Thursday, 12 April 2007 07:57:49 (Central Standard Time, UTC-06:00)
Ok - a fun experiment - but totally unfair.

"In a banal setting at an inconvenient time, would beauty transcend?"

Inconvenient time?? He started at 7:51 in a building that employs *government* employees. If you've ever had a government job, you'd know that these people better not be late for work! An "inconvenient" time would be a time when these people have somewhere to be, but there's not a financial penalty for being late or not showing up.

It was a good idea, but poorly executed. Sorry...
Thursday, 12 April 2007 10:05:40 (Central Standard Time, UTC-06:00)

At the site provided by Michelle, several people point out that the "experiment" seemed to be designed specifically to get the outcome it did...but that is neither here nor there. I'm more interested in the questions the results raise, rather than the results themselves.

My observation on this is more that one of the functions of our brain is to "tune out" information that we think we don't need. And our world has, in many ways, shrunk down to a very narrow band the scope of the information we think we need. The debate over "framing" scientific information is essentially one about the extent to which it is appropriate to work to bring scientific information into our scope. How do people with a message we need to hear find a way to access our attention? It's not so significant to me that so few people dallied around LISTENING to Bell...but that so few people HEARD him at all, and that so many people only heard him as just another busker. That he was indistinguishable to them from some guy sawing away on a violin who has only managed to pick out a couple of melodies, or even someone who just wanders around the fingerboard without regard to tune or intonation (I've heard that as well.)

We spend so much of our lives in a narrow, tight-beamed state of focus, that there is really very little time that is a GOOD time to present high quality, but low-urgency information to people. If missing the information won't impact their job today, or kill them today, or damage their children today or cause them to miss their train or miss a meal, it takes a back seat to all the stuff that seems more urgent.

I don't think the take-away message of this is that the audience CAN'T tell the difference, or that they DON'T WANT to tell the difference, or that they DON'T DESERVE to hear fine music because they missed this guy and it was just pearls before swine. Not at all.
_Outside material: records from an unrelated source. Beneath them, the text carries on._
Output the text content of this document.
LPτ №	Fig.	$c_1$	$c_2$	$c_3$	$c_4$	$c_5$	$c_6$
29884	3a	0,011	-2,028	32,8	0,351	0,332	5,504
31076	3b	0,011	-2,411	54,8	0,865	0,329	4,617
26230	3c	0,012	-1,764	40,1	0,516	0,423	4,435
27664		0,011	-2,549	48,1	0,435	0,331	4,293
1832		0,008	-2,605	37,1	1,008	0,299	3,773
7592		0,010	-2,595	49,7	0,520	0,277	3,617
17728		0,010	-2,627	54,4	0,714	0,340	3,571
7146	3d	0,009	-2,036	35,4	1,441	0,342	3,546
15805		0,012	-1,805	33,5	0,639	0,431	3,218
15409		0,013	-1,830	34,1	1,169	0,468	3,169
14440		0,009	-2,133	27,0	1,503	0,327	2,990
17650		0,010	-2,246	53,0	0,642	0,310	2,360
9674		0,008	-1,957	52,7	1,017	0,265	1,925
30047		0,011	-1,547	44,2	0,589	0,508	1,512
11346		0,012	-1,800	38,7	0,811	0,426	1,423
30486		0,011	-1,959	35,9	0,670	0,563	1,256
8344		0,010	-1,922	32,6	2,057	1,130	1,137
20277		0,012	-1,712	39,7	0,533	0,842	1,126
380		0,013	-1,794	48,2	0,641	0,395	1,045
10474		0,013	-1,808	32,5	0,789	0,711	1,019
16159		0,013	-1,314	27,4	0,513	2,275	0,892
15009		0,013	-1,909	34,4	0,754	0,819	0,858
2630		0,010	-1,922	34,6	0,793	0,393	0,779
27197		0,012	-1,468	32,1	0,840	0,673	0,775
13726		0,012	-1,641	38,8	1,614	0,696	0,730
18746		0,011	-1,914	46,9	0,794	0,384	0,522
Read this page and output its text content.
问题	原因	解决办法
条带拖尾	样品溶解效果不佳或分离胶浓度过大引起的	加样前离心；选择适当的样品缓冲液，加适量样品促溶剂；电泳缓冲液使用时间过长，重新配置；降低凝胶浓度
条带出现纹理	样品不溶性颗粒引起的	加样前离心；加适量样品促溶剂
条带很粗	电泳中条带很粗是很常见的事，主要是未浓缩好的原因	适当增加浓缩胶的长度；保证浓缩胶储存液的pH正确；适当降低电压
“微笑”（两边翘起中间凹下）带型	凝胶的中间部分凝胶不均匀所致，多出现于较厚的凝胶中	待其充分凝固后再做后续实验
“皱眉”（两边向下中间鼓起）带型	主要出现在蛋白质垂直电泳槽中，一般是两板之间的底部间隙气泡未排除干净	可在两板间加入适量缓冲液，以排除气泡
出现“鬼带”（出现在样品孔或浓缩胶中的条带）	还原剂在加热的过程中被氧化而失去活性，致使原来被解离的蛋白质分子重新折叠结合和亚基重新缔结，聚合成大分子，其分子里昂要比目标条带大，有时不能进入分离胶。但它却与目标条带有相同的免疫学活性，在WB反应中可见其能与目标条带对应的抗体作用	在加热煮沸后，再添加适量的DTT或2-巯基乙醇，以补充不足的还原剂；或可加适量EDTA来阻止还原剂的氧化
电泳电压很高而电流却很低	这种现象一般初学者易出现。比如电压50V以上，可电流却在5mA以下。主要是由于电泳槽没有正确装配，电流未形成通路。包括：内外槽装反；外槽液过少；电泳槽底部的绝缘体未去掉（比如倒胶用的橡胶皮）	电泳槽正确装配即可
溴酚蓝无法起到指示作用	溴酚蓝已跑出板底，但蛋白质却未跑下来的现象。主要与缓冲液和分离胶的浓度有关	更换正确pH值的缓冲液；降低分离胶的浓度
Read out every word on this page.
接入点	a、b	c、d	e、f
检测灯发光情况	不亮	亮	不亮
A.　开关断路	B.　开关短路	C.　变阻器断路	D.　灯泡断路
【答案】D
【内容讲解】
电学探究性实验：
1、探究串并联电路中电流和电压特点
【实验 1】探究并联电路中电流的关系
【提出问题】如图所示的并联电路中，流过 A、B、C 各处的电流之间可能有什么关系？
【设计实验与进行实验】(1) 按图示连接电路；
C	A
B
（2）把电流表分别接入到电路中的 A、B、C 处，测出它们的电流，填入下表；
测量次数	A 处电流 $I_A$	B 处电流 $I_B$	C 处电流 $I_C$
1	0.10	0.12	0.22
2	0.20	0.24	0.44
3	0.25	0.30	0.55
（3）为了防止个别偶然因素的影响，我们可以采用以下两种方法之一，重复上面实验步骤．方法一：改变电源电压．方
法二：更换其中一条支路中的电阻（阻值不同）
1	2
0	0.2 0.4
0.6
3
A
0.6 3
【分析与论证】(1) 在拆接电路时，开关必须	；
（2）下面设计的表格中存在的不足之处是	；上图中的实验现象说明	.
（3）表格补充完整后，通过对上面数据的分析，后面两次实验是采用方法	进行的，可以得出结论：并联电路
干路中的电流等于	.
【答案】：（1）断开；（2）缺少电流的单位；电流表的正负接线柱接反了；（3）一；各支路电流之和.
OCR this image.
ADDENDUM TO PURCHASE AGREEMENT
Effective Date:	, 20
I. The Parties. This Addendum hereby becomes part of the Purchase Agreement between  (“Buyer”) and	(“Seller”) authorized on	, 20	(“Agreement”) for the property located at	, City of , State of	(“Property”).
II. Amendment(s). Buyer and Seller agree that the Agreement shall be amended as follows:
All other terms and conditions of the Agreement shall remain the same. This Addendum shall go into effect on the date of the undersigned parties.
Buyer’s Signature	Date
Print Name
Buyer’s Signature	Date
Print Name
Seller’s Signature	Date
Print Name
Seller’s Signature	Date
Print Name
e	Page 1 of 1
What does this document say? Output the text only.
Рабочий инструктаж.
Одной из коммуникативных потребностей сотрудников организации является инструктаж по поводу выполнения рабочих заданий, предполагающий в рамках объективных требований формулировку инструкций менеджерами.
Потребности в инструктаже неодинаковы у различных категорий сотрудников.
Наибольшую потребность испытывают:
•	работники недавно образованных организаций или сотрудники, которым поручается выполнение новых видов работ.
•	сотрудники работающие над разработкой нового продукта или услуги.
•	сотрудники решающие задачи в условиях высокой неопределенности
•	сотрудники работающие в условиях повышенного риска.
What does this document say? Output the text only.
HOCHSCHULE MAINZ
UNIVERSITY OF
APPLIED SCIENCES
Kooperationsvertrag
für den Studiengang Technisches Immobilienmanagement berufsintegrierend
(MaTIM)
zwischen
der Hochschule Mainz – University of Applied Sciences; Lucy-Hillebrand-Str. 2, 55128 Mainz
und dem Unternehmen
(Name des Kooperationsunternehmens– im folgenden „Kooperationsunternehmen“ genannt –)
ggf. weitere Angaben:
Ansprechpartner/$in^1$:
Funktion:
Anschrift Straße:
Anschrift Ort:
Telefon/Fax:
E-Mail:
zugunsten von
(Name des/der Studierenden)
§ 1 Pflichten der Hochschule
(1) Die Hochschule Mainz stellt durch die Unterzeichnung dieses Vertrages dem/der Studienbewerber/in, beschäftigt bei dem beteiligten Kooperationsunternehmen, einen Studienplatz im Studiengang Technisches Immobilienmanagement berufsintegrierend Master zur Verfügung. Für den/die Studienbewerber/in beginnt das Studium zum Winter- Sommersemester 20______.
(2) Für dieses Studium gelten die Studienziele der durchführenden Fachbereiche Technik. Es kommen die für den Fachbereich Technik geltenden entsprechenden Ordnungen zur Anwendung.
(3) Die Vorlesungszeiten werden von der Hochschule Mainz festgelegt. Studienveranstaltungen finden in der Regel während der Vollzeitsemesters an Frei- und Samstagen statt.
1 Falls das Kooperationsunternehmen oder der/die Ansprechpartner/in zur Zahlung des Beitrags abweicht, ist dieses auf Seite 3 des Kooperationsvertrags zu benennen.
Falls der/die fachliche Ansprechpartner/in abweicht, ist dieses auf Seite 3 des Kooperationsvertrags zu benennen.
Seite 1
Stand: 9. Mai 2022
The WHOLE POINT for me is that it WAS poorly executed, and that is what the "framing" debate is all about. Are the results of science only for scientists, only for the people who show up at the journals and the blogs and the recent publications and learn to see and feel and read science as the scientists do, and the rest be damned?

Should a concert violinist only be for those who already know that they love the music, and are willing to show up at the concert hall and shell out the money, and develop their ears to hear? Is it enough for the concert violinist to show up where the people are and play for them and then walk away and say "they don't get it?" Or should he go to them and engage them in a way that helps them "get it?", not necessarily stop and dwell on it or think about it or act on it right now, but how do you even get it to show up on their radar?

I happen to think that this was a fantastic experiment, and very illustrative.

Maybe not illustrative of what the experimenters INTENDED to illustrate, but illustrative, nonetheless.